LLMSynonymRetriever 根据 LLM 生成的关键词和同义词检索节点。

from llama_index.core.indices.property_graph import LLMSynonymRetriever

prompt = (
    "Given some initial query, generate synonyms or related keywords up to {max_keywords} in total, "
    "considering possible cases of capitalization, pluralization, common expressions, etc.\n"
    "Provide all synonyms/keywords separated by '^' symbols: 'keyword1^keyword2^...'\n"
    "Note, result should be in one-line, separated by '^' symbols."
    "----\n"
    "QUERY: {query_str}\n"
    "----\n"
    "KEYWORDS: "
)

def parse_fn(self, output: str) -> list[str]:
    matches = output.strip().split("^")
    return [x.strip().capitalize() for x in matches if x.strip()]

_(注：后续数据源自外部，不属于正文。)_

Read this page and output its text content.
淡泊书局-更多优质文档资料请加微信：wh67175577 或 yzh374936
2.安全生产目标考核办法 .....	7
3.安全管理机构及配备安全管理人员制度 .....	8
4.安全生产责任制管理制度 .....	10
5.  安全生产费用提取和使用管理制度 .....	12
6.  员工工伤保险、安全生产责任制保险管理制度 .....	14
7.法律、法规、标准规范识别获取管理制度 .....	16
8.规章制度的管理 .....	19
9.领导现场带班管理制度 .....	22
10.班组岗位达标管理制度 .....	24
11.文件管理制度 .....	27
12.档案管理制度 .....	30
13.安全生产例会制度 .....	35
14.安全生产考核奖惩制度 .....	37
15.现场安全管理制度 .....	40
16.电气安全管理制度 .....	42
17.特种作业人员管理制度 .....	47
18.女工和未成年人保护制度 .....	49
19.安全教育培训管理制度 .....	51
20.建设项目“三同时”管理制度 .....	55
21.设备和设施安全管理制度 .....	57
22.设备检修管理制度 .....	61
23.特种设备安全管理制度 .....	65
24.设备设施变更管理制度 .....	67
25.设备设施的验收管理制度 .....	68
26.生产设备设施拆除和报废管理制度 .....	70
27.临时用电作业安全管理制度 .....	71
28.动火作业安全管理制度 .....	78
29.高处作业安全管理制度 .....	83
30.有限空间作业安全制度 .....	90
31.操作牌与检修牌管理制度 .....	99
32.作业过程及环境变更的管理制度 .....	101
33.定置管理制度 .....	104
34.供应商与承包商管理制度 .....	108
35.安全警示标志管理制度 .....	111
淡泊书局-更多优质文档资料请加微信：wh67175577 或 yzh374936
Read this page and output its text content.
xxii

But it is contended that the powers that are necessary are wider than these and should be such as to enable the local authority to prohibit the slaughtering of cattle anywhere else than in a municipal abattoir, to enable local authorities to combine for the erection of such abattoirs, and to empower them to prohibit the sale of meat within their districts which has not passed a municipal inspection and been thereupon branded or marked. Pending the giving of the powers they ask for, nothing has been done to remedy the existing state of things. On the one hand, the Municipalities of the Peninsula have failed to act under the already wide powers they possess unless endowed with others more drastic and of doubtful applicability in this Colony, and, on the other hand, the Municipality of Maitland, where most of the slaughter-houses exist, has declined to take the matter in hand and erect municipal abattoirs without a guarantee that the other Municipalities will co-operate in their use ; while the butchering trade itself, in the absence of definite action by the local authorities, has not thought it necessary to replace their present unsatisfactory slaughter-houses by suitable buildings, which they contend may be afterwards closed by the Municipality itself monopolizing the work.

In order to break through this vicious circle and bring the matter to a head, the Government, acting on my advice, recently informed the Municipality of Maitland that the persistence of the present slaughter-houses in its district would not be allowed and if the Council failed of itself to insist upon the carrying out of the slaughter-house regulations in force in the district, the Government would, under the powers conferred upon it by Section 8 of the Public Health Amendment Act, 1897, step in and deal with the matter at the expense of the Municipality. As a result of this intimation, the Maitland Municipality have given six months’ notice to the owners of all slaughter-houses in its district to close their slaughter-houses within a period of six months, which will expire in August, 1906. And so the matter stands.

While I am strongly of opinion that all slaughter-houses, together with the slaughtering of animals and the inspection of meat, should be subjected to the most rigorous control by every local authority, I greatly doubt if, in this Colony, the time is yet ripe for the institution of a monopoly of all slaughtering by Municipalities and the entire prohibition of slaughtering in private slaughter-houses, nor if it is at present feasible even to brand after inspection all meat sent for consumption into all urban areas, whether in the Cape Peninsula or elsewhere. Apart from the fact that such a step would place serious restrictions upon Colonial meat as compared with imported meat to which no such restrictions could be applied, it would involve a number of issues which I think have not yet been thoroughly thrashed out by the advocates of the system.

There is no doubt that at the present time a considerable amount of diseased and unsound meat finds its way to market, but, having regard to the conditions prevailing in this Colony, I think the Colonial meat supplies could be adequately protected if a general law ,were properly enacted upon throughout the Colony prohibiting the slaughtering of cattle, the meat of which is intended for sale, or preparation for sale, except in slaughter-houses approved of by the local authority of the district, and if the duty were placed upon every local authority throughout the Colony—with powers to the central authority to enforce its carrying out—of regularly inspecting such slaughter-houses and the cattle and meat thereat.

synonym_retriever = LLMSynonymRetriever(
    index.property_graph_store,
    llm=llm,
    include_text=False,
    synonym_prompt=prompt,
    output_parsing_fn=parse_fn,
    max_keywords=10,
    path_depth=1,
)

retriever = index.as_retriever(sub_retrievers=[synonym_retriever])

`VectorContextRetriever`

VectorContextRetriever 根据向量相似度检索节点，并获取与这些节点连接的路径。

from llama_index.core.indices.property_graph import VectorContextRetriever

vector_retriever = VectorContextRetriever(
    index.property_graph_store,
    embed_model=embed_model,
    include_text=False,
    similarity_top_k=2,
    path_depth=1,
)

retriever = index.as_retriever(sub_retrievers=[vector_retriever])

`TextToCypherRetriever`

TextToCypherRetriever 使用图存储模式、查询和文本到 Cypher 的提示模板生成并执行 Cypher 查询。

from llama_index.core.indices.property_graph import TextToCypherRetriever

DEFAULT_RESPONSE_TEMPLATE = (
    "Generated Cypher query:\n{query}\n\n" "Cypher Response:\n{response}"
)
DEFAULT_ALLOWED_FIELDS = ["text", "label", "type"]

DEFAULT_TEXT_TO_CYPHER_TEMPLATE = (
    index.property_graph_store.text_to_cypher_template,
)

cypher_retriever = TextToCypherRetriever(
    index.property_graph_store,
    llm=llm,
    text_to_cypher_template=DEFAULT_TEXT_TO_CYPHER_TEMPLATE,
    response_template=DEFAULT_RESPONSE_TEMPLATE,
    cypher_validator=None,
    allowed_output_field=DEFAULT_ALLOWED_FIELDS,
)

`CypherTemplateRetriever`

CypherTemplateRetriever 是一个更受限的 TextToCypherRetriever 版本，它使用 Cypher 模板并让 LLM 填充空白。

from pydantic import BaseModel, Field
from llama_index.core.indices.property_graph import CypherTemplateRetriever

cypher_query = """
MATCH (c:Chunk)-[:MENTIONS]->(o)
WHERE o.name IN $names
RETURN c.text, o.name, o.label;
"""

class TemplateParams(BaseModel):
    names: list[str] = Field(
        description="A list of entity names or keywords to use for lookup in a knowledge graph."
    )

template_retriever = CypherTemplateRetriever(
    index.property_graph_store, TemplateParams, cypher_query
)

存储

保存和加载索引

默认的属性图存储 SimplePropertyGraphStore 将所有内容存储在内存中，并从磁盘持久化和加载。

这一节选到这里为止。